Quoting lostlove:
what are you doing as the good starts to come back again?

can you do more of that?

what if you stopped looking for reasurrances and simply told yourself the opposite of all the neg assumptions you make on your own?

what will you do the next time you sense or assume h is withdrawing....where will you allow your thoughts to go...what will you think of instead of making negative assumptions about his withdrawal.


LL -- you're actually READING my mind!!! We crossposted. My two (still crappily worded goals with NO actions yet) are just what you suggest.

Do what it takes to get back to the good.
Get through the next "freak out" phase in a VERY different manner.


Quote:

is his slight withdrawal really withdrawal or is it more of a stepping back and not being so "on" sort of a getting comfortable once again in the r?

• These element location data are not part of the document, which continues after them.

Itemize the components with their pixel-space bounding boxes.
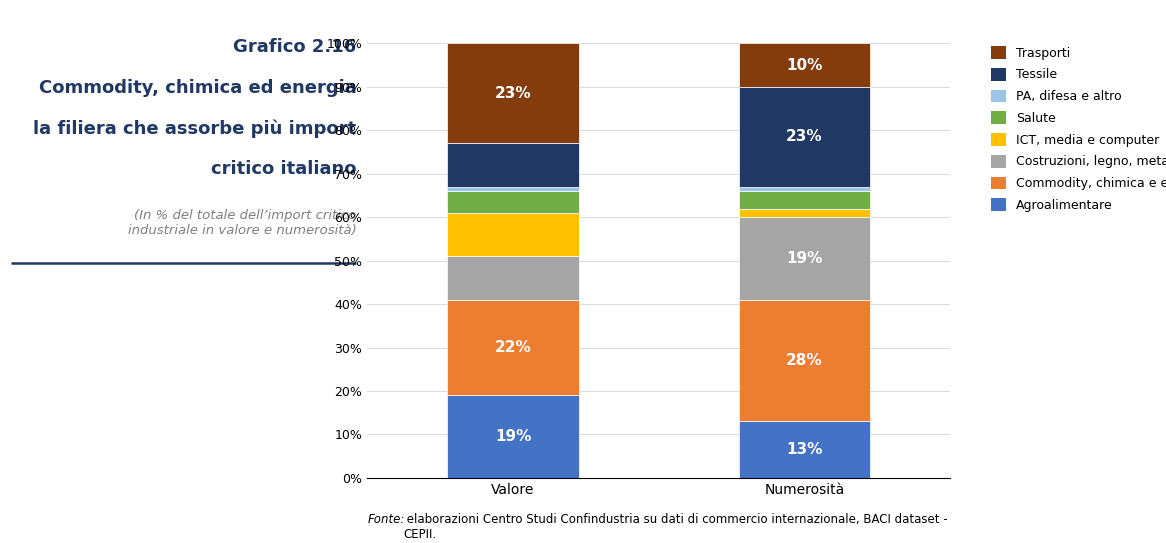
Legend: Trasporti, Tessile, PA, difesa e altro, Salute, ICT, media e computer, Costruzio: Trasporti, Tessile, PA, difesa e altro, …	[985, 41, 1166, 217]
Bar	[448, 187, 578, 191]
Text: (In % del totale dell’import critico
industriale in valore e numerosità): (In % del totale dell’import critico ind…	[127, 209, 357, 237]
Text: 10%: 10%	[786, 58, 823, 73]
Text: 23%: 23%	[494, 86, 532, 101]
Bar	[448, 395, 578, 478]
Bar	[448, 256, 578, 300]
Bar	[739, 217, 870, 300]
Bar	[448, 191, 578, 213]
Text: 13%: 13%	[786, 442, 823, 457]
Text: 19%: 19%	[494, 429, 532, 444]
Text: elaborazioni Centro Studi Confindustria su dati di commercio internazionale, BAC: elaborazioni Centro Studi Confindustria …	[403, 513, 948, 541]
Text: critico italiano: critico italiano	[211, 160, 357, 178]
Text: 28%: 28%	[786, 353, 823, 368]
Text: la filiera che assorbe più import: la filiera che assorbe più import	[33, 119, 357, 138]
Bar	[448, 143, 578, 187]
Bar	[739, 187, 870, 191]
Text: 19%: 19%	[786, 251, 823, 266]
Text: Grafico 2.16: Grafico 2.16	[233, 38, 357, 56]
Text: Commodity, chimica ed energia: Commodity, chimica ed energia	[38, 79, 357, 97]
Bar	[448, 300, 578, 395]
Bar	[739, 87, 870, 187]
Bar	[448, 213, 578, 256]
Bar	[448, 43, 578, 143]
Bar	[739, 300, 870, 421]
Text: 23%: 23%	[786, 129, 823, 144]
Text: 22%: 22%	[494, 340, 532, 355]
Bar	[739, 421, 870, 478]
Bar	[739, 43, 870, 87]
Bar	[739, 191, 870, 209]
Bar	[739, 209, 870, 217]
Text: Fonte:: Fonte:	[367, 513, 405, 526]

Ah...I **think** the withdrawal is one of two things...it's either me just freaking out (w/o h. contributing at all) OR it's just the slightest withdrawal by him...I'll notice that he stops saying ILY for a few days....he won't initiate or be receptive to me initiating...I get hypervigilant...start thinking I SEE something, etc. then freak out. It's so slight...not a big deal at all...but I convince myself that I have to be on "infidelity watch" -- that what I noticed before about h. -- when I KNEW he was having an a (and was right) was that the ilys stopped, the intimacy stopped, he stopped holding my hand, everything.

There's no doubt a BIG difference between the slight pull I feel now and the super, duper withdrawal of a year ago...I just get 'em confused.

Not a pretty sight!!!

Sage


Relax. Appreciate. Be calm. Laugh. Enjoy. Be secure. Be loving. Be loved. Don't personalize. Don't ASSume. Accept. Be grateful.